So, that last paper ballooned way out of control. There was just so much information, and it was explained in a way that even I could understand it! Thank goodness for good paper writers :) But for this post, let’s try to tackle a short (and in my opinion hilarious) paper.
So, let’s start with the title. Quantum strategies. Alright, you got my attention – what kind of strategies can you have with quantum mechanics exactly? I swear, if this is just another quantum communication trick disguised in a game show again…
The introduction is intriguing enough – Meyer briefly goes over the history of quantum information, with discussion of quantum algorithms, QKD, and other entanglement-based communications. He then launches into a comparison between quantum algorithms and game trees found in game theory. Already, I’m getting a bit suspicious – how exactly is this game played?
Thankfully, Meyer fully explains the specific strategy that he is considering, by going to none else but Captain Picard on the Spaceship Enterprise. The premise is that there are two actors in a game to begin with, Picard (P) and Q. A single fair coin is placed heads-up within a box, and if the coin is heads-up by the end of the game, Q wins. There are three turns, where at each turn, the actor can decide to either flip or not flip the coin, without knowing the previous state of the coin. The turns will begin with Q, then P, then Q.
A simple examination of the game seems to show that this is a zero-sum game with no pure equilibrium strategy for P. The only Nash equilibrium strategy is a random chance, 50/50 mixed strategy for Picard. In my mind’s eye, I can picture Picard first flipping a coin to decide if he should flip the real coin! And of course, for Q, the Nash Equilibrium strategy is to choose each of the four options (NN, NF, FN, FF) with 25% probability. However, the expected value for each of the actors should be 0, so for a large number of games, the end result of the coin should be heads or tails with 50% probability.
And that’s when things start to go off the rails. In a series of 10 games, Q wins every single one of them. How? By implementing a *quantum strategy* for the coin. Meyer begins explaining the game in terms of quantum transformations, where a flip (F) is equivalent to a NOT gate, while a no flip (N) is equivalent to an identity game. Furthermore, a classical mixed strategy is represented by a matrix as well, where the diagonals are identical. From here, Meyer extrapolates to being able to apply any series of quantum gates on the poor coin!
What is then explained is essentially a way to cheat the system.

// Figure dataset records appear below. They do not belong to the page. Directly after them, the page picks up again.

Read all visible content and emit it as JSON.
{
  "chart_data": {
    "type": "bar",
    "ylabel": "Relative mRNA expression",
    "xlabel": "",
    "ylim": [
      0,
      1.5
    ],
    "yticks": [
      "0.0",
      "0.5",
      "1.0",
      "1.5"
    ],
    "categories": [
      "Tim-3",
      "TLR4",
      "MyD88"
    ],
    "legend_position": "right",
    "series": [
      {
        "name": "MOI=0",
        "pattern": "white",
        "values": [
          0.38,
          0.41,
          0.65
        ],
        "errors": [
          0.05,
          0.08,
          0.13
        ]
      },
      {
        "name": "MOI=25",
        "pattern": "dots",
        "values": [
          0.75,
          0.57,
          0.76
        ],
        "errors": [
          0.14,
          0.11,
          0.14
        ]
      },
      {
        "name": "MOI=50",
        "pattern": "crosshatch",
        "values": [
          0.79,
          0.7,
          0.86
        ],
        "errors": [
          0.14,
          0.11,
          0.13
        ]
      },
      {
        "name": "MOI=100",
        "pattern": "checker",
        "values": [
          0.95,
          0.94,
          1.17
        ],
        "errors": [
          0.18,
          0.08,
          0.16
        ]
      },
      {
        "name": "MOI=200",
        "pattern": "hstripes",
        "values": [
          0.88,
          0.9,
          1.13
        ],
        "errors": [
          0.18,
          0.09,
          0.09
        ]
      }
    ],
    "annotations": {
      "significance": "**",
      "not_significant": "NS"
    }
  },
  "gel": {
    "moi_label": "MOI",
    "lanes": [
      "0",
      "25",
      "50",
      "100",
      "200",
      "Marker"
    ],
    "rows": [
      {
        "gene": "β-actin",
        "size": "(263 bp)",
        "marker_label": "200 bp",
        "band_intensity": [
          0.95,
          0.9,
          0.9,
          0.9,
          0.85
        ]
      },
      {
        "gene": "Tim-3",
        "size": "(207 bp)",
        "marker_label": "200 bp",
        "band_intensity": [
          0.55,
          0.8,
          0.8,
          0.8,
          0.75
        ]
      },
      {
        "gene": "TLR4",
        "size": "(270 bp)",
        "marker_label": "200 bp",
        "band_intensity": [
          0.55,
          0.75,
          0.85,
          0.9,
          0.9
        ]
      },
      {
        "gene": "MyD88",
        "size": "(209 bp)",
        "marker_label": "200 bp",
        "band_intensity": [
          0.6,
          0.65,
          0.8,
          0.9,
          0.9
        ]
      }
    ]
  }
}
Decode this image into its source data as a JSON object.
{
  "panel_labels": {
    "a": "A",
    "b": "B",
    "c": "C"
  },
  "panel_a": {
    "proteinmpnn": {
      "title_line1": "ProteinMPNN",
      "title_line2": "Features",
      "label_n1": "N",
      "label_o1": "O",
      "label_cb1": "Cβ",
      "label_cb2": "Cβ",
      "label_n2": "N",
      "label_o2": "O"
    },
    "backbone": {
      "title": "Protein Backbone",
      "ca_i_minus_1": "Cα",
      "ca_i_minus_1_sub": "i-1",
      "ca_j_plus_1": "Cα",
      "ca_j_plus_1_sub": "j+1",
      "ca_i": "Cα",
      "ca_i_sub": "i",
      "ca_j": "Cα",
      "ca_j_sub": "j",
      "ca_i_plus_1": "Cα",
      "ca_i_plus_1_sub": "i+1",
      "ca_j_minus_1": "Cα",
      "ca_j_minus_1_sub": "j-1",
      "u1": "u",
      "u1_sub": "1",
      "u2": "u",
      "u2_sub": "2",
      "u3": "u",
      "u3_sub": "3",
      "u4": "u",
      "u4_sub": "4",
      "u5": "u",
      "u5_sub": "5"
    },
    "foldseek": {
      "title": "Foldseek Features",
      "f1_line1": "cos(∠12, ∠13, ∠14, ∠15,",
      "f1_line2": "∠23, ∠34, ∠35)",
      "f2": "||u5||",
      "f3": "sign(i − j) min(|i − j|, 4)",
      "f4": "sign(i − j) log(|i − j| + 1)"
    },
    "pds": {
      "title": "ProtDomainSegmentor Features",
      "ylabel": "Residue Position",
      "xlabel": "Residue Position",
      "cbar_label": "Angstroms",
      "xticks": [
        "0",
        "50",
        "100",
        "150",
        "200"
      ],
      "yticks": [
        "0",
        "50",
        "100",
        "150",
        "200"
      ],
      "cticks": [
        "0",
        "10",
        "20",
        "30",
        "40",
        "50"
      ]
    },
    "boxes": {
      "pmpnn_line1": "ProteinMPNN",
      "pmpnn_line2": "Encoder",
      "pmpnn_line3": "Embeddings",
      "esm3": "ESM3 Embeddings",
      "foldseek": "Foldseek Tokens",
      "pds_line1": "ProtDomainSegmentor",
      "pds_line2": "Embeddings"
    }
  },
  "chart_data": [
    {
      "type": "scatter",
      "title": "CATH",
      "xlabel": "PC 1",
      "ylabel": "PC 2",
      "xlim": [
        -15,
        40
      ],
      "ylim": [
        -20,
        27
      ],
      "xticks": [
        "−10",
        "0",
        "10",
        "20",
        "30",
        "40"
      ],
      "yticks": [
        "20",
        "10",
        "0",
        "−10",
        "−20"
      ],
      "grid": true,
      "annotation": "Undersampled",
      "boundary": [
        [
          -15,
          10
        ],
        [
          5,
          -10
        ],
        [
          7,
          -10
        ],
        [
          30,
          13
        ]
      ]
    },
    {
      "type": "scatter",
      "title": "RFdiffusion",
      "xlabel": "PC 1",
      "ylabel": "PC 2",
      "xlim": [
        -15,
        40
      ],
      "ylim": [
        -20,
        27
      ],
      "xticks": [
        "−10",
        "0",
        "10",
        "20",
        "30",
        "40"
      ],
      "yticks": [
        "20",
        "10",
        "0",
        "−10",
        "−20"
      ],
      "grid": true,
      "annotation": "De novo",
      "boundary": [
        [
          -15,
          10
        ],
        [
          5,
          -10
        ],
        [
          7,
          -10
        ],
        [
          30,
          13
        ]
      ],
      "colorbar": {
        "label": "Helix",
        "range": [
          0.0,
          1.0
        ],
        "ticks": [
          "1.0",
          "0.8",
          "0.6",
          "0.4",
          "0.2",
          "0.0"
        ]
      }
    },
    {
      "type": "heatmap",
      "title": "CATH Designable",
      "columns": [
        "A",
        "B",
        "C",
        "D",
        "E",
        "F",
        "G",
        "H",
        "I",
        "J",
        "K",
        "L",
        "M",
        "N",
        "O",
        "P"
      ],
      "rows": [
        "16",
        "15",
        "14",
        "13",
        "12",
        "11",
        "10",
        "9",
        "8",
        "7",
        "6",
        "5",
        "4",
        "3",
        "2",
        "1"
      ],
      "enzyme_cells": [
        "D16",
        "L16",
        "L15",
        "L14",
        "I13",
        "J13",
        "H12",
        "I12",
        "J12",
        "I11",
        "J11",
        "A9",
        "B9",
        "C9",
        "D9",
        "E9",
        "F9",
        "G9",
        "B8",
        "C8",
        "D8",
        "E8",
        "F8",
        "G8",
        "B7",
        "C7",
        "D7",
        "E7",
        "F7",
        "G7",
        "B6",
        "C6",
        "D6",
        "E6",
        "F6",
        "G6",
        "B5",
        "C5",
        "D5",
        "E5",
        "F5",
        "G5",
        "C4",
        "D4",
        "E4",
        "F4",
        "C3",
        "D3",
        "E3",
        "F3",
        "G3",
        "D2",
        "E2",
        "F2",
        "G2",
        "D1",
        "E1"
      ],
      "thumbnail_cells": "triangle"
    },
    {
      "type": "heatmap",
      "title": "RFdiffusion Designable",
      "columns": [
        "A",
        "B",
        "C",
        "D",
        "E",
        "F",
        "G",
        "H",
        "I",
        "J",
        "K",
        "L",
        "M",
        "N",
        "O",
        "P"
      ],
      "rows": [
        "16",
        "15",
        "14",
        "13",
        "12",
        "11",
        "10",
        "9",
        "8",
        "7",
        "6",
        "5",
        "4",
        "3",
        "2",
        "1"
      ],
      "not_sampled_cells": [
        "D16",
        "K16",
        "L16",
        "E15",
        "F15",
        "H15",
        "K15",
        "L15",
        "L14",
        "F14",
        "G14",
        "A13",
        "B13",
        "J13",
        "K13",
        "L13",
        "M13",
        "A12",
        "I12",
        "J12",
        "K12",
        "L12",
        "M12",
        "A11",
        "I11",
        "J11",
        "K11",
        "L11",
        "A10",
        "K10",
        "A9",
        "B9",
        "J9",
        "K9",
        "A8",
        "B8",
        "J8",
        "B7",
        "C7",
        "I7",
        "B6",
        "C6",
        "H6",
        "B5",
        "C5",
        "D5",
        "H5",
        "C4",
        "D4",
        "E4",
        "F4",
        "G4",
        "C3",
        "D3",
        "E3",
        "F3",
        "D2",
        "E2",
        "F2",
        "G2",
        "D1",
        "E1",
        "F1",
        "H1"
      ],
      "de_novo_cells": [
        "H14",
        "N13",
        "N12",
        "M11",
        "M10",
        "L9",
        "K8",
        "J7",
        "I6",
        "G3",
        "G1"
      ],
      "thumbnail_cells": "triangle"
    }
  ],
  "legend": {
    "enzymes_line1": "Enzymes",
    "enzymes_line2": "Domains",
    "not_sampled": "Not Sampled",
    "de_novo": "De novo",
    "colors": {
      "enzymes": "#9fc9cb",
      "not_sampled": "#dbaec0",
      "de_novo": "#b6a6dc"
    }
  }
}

Q first prepares the qubit in a Bell state, and then acts the Bell state again after P’s turn. At this point, I smack my head. Of course, Meyer is just treating Picard as an Oracle, and implementing a quantum algorithm onto the state of the qubit! There isn’t any “strategy” happening here – it’s simply using Simon’s algorithm to deduce and reverse Picard’s actions. At least Meyer is a good storyteller…
There are so many objections I have. For one, how could you do this in practice, ever? A coin is not a quantum object – what kind of special hands do you need to have to flip it so that your coin ends up in a Bell state? And afterwards, how is Picard acting on the object without disturbing it? Yes, I understand that if both of them were doing the same experiment on a qubit, say an NMR spin, then it would be feasible. But that’s an entirely different situation than what game theory deals with! You aren’t analyzing situations that can come up in decision making, you’re literally analyzing a quantum game and trying to solve it using quantum algorithms and transformations.
But Meyer does continue in the paper. He states three theorems, and they are as follows:
All quantum algorithms do as well as mixed Nash equilibriums. The proof of this seems obvious – as a quantum gate can always be written in matrix form as a classical probability matrix, you can always use a quantum algorithm to do at least the same thing as a mixed equilibrium.
There does not always exist a pure quantum Nash equilibrium. Meyer shows this in a very similar way to Nash’s original problem. He uses the unitary nature of each of the quantum transforms to show that there exists no single strategy that cannot be improved by switching strategies. I’m actually not sure what he means here by pure quantum strategy – does that mean that he implemented a pure strategy using quantum gates? What’s the difference between that and a regular pure strategy?
There always exists a mixed quantum Nash equlibrium. For this, Meyer doesn’t even show a proof – he just asserts that it is the same as Neumann’s and Nash’s result on classical mixed strategies, on the basis of the Hilbert space that quantum transformations exist in.
All in all, Meyer is a wonderful writer who can really tell a strategy using Picard. Surely not so many people would fall for his thinly veiled Simon’s algorithm, right? Oh, 628 citations you say? Wow.